阿僧伽(アサンガ)菩薩、伐蘇畔度(ヴァスバンドゥ)菩薩も、同じ中村さんによって作られたようだった。阿僧伽(アサンガ)菩薩は肩に仏塔をのせ、伐蘇畔度(ヴァスバンドゥ)菩薩は、お経を両手で持っている姿だった。最初は知らなかったが、後で、阿僧伽(アサンガ)、伐蘇畔度(ヴァスバンドゥ)菩薩という人物は、興福寺の北円堂の無著、世親と同じ人物だとわかった。興福寺と薬師寺は同じ法相宗なので、同じように十大弟子と、二人の僧の仏像を作るようになったのかな、などと自分勝手に想像した。
興福寺の無著、世親像は、名前を漢字で呼ぶにも違和感のない日本人ふうの様子だったが、薬師寺のは名前をカタカナで呼ぶのがふさわしいような、異国風の様子だった。
興福寺の像もお経を持っているようだったが、円柱のつつ状の入れ物を持っていて、薬師寺のは長細い箱に入っているものだった。

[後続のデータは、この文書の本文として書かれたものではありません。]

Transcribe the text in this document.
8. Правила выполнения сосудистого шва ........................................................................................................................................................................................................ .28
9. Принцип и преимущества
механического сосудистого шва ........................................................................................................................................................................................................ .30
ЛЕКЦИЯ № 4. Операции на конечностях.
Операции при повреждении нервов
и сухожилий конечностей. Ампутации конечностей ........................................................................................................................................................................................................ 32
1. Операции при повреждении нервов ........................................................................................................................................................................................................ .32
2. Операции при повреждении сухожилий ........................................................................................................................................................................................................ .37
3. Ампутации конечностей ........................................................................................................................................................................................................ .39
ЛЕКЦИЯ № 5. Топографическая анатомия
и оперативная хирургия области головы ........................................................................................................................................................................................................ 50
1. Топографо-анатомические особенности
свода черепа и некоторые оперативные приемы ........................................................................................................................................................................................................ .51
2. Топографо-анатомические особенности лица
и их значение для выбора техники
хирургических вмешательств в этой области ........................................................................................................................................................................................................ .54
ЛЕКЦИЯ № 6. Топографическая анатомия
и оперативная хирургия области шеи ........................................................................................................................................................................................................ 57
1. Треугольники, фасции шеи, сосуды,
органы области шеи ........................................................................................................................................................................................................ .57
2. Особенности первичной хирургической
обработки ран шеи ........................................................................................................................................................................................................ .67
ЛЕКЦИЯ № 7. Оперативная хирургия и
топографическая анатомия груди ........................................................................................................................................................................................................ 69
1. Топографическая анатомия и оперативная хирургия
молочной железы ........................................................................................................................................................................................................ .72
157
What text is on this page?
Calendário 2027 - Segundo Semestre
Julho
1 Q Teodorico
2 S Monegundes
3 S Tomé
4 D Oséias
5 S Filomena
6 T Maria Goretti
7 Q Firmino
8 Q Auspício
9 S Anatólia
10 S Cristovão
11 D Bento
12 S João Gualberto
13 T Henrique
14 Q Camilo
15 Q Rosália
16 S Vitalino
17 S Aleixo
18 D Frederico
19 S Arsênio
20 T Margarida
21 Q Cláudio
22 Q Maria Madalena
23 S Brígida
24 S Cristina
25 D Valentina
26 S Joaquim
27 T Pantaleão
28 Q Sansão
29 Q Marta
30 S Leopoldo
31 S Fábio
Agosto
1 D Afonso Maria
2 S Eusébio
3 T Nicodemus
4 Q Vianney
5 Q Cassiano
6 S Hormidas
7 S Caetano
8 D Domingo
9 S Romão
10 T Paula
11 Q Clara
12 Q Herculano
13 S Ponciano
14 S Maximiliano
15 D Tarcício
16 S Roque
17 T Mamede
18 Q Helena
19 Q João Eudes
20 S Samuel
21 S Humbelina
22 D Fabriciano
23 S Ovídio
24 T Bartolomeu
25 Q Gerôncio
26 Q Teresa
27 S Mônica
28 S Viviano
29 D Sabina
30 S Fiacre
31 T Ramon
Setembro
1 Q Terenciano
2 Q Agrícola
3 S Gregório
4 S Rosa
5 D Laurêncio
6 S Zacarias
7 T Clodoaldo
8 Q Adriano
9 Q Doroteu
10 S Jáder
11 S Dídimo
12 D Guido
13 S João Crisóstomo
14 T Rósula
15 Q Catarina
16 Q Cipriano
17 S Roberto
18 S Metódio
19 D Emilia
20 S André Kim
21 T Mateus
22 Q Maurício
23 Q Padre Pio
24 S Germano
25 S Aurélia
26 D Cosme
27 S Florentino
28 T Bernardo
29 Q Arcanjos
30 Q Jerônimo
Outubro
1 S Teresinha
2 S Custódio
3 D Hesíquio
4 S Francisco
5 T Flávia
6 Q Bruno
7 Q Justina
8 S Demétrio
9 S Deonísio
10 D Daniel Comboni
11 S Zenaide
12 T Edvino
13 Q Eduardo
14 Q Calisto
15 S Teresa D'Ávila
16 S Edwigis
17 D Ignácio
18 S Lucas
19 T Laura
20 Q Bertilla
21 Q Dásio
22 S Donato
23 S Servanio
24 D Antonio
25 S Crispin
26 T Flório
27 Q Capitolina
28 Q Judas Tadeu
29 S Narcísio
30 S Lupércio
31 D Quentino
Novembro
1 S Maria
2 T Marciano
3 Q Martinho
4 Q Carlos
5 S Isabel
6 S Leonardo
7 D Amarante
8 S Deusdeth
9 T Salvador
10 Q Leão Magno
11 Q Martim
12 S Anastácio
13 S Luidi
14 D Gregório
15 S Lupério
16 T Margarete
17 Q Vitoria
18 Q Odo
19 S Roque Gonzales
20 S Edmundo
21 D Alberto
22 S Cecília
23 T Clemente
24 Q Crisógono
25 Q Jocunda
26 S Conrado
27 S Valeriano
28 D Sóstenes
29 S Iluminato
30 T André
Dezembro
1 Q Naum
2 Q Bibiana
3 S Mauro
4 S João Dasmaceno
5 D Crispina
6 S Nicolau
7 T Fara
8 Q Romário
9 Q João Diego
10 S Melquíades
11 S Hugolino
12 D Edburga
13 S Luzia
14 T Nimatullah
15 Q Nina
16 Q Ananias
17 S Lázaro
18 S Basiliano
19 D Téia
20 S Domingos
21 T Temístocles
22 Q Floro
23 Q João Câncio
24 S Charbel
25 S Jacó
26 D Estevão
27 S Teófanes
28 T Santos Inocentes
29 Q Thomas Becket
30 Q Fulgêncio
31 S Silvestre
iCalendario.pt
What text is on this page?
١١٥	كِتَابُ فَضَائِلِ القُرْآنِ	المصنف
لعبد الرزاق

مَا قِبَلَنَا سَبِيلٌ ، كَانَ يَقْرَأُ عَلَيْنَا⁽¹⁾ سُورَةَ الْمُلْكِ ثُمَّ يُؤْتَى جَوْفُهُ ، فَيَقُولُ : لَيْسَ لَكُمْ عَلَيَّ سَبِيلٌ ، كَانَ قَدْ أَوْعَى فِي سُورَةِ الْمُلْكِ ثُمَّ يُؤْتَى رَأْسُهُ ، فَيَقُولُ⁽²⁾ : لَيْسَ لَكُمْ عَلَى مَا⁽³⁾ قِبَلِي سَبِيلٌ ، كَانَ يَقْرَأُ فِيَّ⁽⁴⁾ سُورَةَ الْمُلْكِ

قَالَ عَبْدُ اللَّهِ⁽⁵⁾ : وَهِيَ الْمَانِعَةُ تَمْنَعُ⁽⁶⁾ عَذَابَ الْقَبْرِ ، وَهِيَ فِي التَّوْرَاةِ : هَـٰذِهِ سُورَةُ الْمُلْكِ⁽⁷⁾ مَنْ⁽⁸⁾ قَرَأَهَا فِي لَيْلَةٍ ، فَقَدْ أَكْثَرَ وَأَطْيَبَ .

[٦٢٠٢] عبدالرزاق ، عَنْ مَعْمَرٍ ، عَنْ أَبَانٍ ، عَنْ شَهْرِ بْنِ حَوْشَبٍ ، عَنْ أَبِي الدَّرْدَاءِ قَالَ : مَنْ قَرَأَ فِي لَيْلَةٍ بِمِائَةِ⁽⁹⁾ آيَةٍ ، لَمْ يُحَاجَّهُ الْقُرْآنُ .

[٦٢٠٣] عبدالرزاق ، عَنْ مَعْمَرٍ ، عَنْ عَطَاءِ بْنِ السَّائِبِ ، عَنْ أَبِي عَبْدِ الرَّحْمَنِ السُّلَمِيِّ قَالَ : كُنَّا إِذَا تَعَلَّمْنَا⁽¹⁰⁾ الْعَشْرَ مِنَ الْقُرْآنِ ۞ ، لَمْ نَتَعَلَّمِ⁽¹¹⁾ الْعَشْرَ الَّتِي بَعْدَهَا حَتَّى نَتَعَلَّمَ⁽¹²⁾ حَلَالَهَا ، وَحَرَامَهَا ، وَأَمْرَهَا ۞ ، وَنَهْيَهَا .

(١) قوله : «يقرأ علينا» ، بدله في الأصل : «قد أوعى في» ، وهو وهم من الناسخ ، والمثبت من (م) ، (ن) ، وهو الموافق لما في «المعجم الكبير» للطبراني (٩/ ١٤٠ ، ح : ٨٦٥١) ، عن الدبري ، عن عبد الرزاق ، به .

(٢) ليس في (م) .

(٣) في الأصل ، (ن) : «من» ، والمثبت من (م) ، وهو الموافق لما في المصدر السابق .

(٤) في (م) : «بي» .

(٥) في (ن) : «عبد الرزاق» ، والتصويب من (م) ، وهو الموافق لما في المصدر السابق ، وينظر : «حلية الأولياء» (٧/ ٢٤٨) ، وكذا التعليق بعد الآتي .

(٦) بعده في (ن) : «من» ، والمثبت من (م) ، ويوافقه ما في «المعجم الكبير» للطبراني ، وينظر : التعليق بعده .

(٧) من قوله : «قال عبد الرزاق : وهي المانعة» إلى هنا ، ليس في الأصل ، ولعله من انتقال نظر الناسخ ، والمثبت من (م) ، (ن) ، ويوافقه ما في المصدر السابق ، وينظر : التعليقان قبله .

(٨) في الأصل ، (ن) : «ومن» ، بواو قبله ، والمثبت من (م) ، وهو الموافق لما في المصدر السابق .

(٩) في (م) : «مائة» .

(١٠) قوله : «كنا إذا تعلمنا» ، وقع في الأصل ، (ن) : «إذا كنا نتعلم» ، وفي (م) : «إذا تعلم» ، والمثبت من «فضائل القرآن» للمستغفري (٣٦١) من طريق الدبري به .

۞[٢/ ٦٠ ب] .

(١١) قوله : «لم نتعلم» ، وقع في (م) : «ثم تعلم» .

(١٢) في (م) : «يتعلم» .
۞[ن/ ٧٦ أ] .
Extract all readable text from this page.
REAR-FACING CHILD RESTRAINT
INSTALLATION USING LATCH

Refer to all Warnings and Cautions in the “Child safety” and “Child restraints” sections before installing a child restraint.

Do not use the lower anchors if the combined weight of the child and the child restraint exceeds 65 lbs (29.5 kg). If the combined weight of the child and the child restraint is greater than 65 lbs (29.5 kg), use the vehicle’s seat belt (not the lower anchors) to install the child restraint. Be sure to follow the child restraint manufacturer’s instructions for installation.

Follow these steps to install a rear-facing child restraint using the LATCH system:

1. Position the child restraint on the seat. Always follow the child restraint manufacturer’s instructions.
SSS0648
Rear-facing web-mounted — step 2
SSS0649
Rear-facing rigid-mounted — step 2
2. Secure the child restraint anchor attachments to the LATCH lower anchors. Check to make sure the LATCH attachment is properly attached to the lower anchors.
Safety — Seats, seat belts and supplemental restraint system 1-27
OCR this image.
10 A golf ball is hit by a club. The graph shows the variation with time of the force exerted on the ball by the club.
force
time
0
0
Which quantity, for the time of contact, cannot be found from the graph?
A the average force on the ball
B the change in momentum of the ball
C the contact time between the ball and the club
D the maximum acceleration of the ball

薬師寺の仏像を作成した中村さんは何回も現地に足を運ばれたそうで、現地の様子などの観察されたようだったが、鎌倉時代の興福寺のものは、想像で作られた部分も多かったのかなあ、とも思った。
開眼法要に参加しようと、講堂前を歩いていると、前を代議士の塩川正十郎さんが、お寺の人に案内されながら、歩いているのをみかけた。法要に参加されるようだった。
大講堂に入ると、五色のひもが、像の幕から伸びていた。除幕の後、お坊さん2人が大きな筆を持ち、右目・左目と眼を書くそぶりをした。参列者も事前に筆を頂いていて、お坊さんと一緒に筆を入れるそぶりをした。
唄、散華、表白、読経などのお経(私は正確なところがわからないがたぶん、お経)が続き、来賓の中村氏、塩川氏、翌日の伎楽奉納に参加される俳優の滝田栄氏ほか関係者の焼香が続き、最後のほうに参列していた私も焼香に参加させて頂いた。
新しい銅像は、弥勒菩薩と脇侍の間を飾っていた。
金堂では、お坊さんが拝観者の笑いをさそいながら、お寺の説明をしてくれた。
薬師寺は、お写経が盛んなようだった。楽しいときや幸せなときでなく、困っていたり苦しいときこそお写経を、というお坊さんのお話が印象深かった。
記念講演の話は専門的なことはよくわからなかったが、インド、パキスタンのほうでは、長いお経も丸暗記したり、またその丸暗記したお経の文字をひとつとばし、さかさまにとなえたり、その中のある言葉が何回出てきたかを数えたりして子供が遊ぶらしいことを聞いて、感心した。ヨガなどの瞑想の話もでてきて、奥が深そうだなあと思った。